Just Like my feelings about racism, I deeply regret the time that I languished in ignorance and enabled the suffering of others to continue. I try to say this as often as I can:
“I’m sorry. I didn’t know. I’m getting better.”
I’m sorry for the little things that I did that were a part of enabling racism and homophobia to continue. I’m sorry if I passed these things on through my preaching and my reluctance to risk speaking up against these injustices. I’m sorry that my children probably saw me subtly disparaging these two groups, and I’m glad they didn’t follow my lead. I’m sorry that suffering still continues simply because of ignorance. An advanced society should be better than this already.
Even though I take full responsibility for my ignorance, I also realize that people that preceded me promoted this ignorance by not saying anything. They didn’t model courage and genuine love for people because they let their fear of others and their fellow tribe members dominate their actions.

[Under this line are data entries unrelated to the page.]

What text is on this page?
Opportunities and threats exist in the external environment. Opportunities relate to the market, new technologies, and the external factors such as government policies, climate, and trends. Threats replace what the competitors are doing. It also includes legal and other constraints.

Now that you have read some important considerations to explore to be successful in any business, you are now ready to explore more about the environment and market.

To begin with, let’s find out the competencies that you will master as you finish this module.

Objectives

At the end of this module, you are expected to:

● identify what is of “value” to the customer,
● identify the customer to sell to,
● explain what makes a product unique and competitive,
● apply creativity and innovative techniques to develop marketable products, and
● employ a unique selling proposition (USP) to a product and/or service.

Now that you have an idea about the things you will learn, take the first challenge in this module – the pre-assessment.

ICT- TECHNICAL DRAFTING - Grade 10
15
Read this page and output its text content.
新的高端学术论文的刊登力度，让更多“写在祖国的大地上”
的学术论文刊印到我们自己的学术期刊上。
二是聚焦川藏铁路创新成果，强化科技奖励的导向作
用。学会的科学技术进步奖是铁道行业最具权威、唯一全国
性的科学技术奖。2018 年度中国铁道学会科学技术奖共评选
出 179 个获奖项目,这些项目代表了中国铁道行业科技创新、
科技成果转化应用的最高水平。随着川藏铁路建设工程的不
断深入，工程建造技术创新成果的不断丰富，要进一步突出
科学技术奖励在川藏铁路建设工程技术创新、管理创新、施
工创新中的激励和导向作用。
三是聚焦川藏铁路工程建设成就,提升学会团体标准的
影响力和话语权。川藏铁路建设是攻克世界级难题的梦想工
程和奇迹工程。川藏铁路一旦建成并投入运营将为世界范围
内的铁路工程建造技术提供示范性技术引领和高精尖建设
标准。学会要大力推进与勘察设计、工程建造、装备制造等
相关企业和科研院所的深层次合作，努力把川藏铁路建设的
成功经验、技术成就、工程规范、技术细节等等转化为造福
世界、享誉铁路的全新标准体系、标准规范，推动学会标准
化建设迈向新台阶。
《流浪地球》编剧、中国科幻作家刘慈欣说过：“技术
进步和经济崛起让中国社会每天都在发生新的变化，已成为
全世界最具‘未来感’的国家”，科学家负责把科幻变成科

One of the realities of evolving is that it is a continual process. New understanding not only helps us navigate better, it also reveals how much we still don’t know. But if we give up the temptation to believe we have all the answers, we will stay inquisitive and we will ask better questions next time. We can’t let perfection get in the way of progress. But we also can’t give up just because it’s difficult.
I want to have that long-suffering look that I saw in the people I met in Washington DC. I don’t want queer people and people of color to admire me. I want to be able to respect myself, that even though I am late to the game, I can finish strong and love my neighbor as myself.